Présidentielle 2021 au Bénin: Expédit Ologou propose une «thérapie rapide» contre le parrainage

Ozias Hounguè
publié le Jun 29, 2020

Dans une interview au journal La Croix du Bénin, le politologue Expédit Ologou propose une réforme du code électoral afin de sauter le verrou du parrainage qui pourrait mettre à mal la situation socio-politique lors de la présidentielle de 2021.

Expédit Ologou

A moins de dix mois de la prochaine présidentielle au Bénin Expédit Ologou avertit sur les dangers liés au principe du parrainage.

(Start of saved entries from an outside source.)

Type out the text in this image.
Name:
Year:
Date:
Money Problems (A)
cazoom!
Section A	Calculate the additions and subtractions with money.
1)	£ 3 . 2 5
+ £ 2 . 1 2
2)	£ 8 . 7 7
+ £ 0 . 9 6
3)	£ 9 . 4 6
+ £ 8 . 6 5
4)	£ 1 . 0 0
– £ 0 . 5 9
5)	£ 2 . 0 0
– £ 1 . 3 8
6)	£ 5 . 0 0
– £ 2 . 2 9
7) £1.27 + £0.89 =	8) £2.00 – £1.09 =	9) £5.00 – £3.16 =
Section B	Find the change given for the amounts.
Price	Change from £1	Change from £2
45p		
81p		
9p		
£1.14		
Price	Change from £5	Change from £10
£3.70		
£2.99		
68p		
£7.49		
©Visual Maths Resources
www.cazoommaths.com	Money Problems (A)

« Si l’on voudrait que l’élection présidentielle soit démocratique en 2021, il faut procéder à une thérapie rapide. La thérapie rapide pourrait être de sauter la disposition du Code électoral relative au parrainage », propose le politologue  dans une interview publiée par le  journal La Croix du Bénin ce 29 juin 2020.

Instituée par la réforme constitutionnelle de novembre 2019, le parrainage des candidats à une élection présidentielle au Bénin a été clairement défini dans le code électoral voté à la même occasion. Cette disposition exige que les candidats à l’élection présidentielle soient « parrainés par un nombre de députés et/ou de maires correspondant à au moins 10% de l’ensemble des élus ».

Les prétendants au fauteuil de la Marina doivent donc être parrainés par au moins 16 députés  et/ou maires pour faire valider leurs candidatures.

 A l’heure actuelle, l’opposition, à travers Force cauris pour un Bénin émergent (Fcbe) ne dispose que de 07 élus. Tous les autres sont issus de Union progressiste et Bloc républicain, deux partis politiques favorables aux chefs de l’Etat. Ce qui plonge le Bénin dans le risque d’une élection présidentielle à sens unique.  

« Si l’on fait attention au taux de participation aux élections législatives de 2019, on constate que 80% des citoyens n’ont pas exprimés leur suffrages. Aux communales et municipales, 51% ne sont pas allés voter. Il y a alors une bonne frange des citoyens béninois dont les opinions ne sont pas prises en compte dans la gestion du pouvoir, et surtout dans la gestion du processus d’élection du premier d’entre eux. Cela peut présager d’un précédent assez préoccupant », relève Expédit Ologou qui dirige le think-tank Civic academy for Africa’s future (CiAAF).

Eviter les contestations

« Il ne serait pas sage d’accumuler les frustrations jusqu’à l’élection présidentielle de 2021 », prévient-il. Le politologue estime qu’il urge que des dispositions soient prises pour éviter une élection présidentielle fermée aux partis de l’opposition en 2021. Selon lui, une nouvelle modification du code électoral devrait permettre d’ouvrir le scrutin présidentiel à tous les bords politiques.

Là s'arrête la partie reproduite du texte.